Daartoe bevorderen zij de samenwerking tussen de instellingen en ondernemingen die werkzaam zijn in de bovengenoemde domeinen.

Beide Partijen steunen de uitwisseling van ervaringen inzake technische, technologische en administratieve knowhow.

Art. 2.Beide Partijen bevestigen hun wil om de economische betrekkingen tussen Vlaanderen en de Republiek Letland uit te breiden.

Zij moedigen vooral de samenwerking aan op het vlak van : - de herstructurering van de Letlandse economie; - het ontwikkelen van structuren voor kleine- en middelgrote ondernemingen (K.M.O.'s); - het uitwerken van managementprogramma's voor Letlandse bedrijfsleiders; - het aantrekken van investeringen en het sluiten van joint ventures; - de overdracht van technologie (in het bijzonder van milieuvriendelijke technologie) en knowhow; - het bevorderen van commerciële contacten en samenwerking tussen ondernemingen en instellingen; - sectorale programma's; - uitbreiding van de bilaterale handel.

Hiertoe bevorderen zij onder meer de uitwisseling van bedrijfsleiders, professoren en docenten die deskundig zijn in het opzetten van K.M.O.-structuren en managementprogramma's voor K.M.O.-bedrijfsleiders.

Art. 3.Beide Partijen stimuleren de samenwerking en uitwisseling tussen openbare instellingen en privé-organisaties op het vlak van het fundamenteel en toegepast wetenschappelijk onderzoek en de technologische ontwikkeling.

Zij bepalen op geregelde tijdstippen welke sectoren voor beide Partijen van prioritair belang zijn op het gebied van wetenschappelijke en technologische ontwikkeling.

Art. 4.Beide Partijen moedigen samenwerking en uitwisselingen op cultureel en sociaal-cultureel vlak aan.
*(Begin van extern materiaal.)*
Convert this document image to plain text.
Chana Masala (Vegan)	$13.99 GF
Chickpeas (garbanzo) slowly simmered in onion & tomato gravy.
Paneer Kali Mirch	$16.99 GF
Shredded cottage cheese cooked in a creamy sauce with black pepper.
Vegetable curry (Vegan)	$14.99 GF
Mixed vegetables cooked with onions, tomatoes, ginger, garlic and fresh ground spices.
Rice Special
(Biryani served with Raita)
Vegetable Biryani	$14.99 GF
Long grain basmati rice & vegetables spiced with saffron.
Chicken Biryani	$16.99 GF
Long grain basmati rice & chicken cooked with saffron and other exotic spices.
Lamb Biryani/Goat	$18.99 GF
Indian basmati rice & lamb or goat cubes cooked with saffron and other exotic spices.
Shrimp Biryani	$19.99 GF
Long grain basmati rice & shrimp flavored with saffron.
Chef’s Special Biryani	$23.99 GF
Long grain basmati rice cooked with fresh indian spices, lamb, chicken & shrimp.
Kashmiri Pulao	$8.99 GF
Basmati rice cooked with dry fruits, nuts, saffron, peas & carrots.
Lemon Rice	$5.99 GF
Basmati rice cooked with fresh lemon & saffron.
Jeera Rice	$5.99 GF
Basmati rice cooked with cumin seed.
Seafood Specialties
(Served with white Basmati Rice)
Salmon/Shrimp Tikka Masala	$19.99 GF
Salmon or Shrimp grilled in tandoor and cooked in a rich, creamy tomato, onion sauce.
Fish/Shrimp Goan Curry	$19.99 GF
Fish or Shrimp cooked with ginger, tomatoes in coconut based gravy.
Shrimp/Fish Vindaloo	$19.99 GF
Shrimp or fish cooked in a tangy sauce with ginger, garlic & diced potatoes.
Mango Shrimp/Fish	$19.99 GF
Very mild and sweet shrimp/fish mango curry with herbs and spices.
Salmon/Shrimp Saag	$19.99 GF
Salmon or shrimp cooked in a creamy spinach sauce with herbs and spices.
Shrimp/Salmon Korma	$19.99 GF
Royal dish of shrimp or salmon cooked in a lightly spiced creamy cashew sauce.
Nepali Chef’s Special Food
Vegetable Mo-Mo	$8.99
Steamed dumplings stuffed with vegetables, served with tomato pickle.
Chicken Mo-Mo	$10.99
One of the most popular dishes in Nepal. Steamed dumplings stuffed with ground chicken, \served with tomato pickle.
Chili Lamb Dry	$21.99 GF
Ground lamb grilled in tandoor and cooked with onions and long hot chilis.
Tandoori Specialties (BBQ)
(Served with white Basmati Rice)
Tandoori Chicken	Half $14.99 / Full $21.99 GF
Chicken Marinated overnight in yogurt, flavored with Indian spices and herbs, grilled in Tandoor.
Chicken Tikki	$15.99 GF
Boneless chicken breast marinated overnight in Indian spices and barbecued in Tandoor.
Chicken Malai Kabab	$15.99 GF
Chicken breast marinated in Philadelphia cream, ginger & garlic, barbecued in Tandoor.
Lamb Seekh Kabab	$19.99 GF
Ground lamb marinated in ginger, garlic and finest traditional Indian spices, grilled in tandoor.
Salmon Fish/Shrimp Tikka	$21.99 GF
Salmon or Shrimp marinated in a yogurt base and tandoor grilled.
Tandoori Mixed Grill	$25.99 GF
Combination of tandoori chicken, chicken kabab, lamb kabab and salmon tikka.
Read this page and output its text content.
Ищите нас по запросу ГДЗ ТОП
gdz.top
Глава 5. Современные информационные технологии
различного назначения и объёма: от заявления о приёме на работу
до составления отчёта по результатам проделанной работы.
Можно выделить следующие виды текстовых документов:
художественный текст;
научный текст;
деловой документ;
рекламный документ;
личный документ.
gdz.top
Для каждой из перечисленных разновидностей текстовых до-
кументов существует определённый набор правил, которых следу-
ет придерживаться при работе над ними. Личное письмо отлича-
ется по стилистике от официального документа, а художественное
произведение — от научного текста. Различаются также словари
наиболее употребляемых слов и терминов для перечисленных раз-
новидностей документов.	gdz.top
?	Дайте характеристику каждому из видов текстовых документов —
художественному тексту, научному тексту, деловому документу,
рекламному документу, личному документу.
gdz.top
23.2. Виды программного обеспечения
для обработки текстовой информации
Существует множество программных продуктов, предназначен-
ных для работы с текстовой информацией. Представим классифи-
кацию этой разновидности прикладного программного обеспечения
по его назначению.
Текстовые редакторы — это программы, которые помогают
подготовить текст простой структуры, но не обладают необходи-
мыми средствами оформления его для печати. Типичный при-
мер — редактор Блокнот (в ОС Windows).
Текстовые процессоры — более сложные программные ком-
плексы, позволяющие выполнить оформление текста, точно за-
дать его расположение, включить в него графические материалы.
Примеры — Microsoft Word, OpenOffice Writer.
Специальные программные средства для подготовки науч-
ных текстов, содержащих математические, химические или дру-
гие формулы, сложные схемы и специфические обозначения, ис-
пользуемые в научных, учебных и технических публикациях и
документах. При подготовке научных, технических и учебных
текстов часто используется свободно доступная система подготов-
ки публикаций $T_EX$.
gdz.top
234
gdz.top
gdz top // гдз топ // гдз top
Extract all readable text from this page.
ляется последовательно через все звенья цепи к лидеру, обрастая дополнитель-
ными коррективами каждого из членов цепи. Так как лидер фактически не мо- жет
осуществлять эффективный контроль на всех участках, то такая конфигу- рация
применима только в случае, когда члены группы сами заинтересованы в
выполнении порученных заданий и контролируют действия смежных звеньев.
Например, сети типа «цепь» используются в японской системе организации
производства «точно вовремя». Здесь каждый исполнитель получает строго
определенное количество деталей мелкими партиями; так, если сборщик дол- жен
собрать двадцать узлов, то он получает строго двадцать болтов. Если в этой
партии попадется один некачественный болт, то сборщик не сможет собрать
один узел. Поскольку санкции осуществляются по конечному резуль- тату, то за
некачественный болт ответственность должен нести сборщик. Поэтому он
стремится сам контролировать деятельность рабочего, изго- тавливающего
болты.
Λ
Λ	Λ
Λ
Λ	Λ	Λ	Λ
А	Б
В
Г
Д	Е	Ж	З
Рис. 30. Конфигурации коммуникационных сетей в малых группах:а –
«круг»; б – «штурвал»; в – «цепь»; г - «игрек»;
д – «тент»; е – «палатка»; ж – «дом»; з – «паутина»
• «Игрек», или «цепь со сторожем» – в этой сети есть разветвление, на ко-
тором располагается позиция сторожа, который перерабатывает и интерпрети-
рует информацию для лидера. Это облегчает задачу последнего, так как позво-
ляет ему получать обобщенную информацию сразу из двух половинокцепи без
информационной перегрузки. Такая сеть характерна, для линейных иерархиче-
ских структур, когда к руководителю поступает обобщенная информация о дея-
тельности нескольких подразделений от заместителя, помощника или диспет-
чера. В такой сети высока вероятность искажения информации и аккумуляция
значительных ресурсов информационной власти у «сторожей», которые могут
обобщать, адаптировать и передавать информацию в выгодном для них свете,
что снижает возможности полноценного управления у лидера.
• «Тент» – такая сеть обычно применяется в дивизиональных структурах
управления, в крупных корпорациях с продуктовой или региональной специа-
Zij steunen bij voorkeur de acties die bijdragen tot de culturele ontwikkeling en verspreiding van hun respectieve taal en cultuur in het andere land.

Bovendien steunen zij uitwisselingen op het gebied van de kunst en werken ze mee aan de bescherming van het gemeenschappelijk cultureel erfgoed.

Tevens bevorderen zij de uitwisseling van audiovisuele middelen.

Beide Partijen steunen en bevorderen de samenwerking op het gebied van de sport. Zij onderzoeken de mogelijkheden tot vormen van nauwere samenwerking tussen de culturele sector en andere sectoren waarvan sprake is in dit verdrag.

Art. 5.Beide Partijen bevorderen het toerisme tussen Vlaanderen en Letland en zij stimuleren het totstandkomen van contacten tussen de respectieve toeristische verenigingen en instellingen. Hiertoe moedigen zij de uitwisseling aan van specialisten en wisselen zij ervaringen en informatie uit over het toeristisch beleid.

Art. 6.Beide Partijen bevorderen de samenwerking en uitwisseling op het gebied van het basis- en secundair onderwijs, het universitair en hoger onderwijs en de permanente vorming.

Zij bevorderen de uitwisseling van en stages voor professoren en studenten.

Art. 7.Voor zover deze domeinen tot de bevoegdheid van de Vlaamse regering behoren, werken beide Partijen samen op het gebied van arbeid en werkgelegenheid, meer bepaald met betrekking tot de beroepsopleiding, de arbeidsverhoudingen en het sociaal overleg.

Beide Partijen bevorderen de uitwisseling tussen sociale partners en deskundigen op het vlak van sociale zaken.

Art. 8.Beide Partijen werken samen op sociaal gebied, in het bijzonder op het vlak van gezondheid, welzijn en sociale diensten.

Zij besteden daarbij vooral aandacht aan geneeskundige verzorging en behandeling, preventie, integratie van gehandicapten, sociale zekerheid en begeleiding, opvoeding, planning en programmering.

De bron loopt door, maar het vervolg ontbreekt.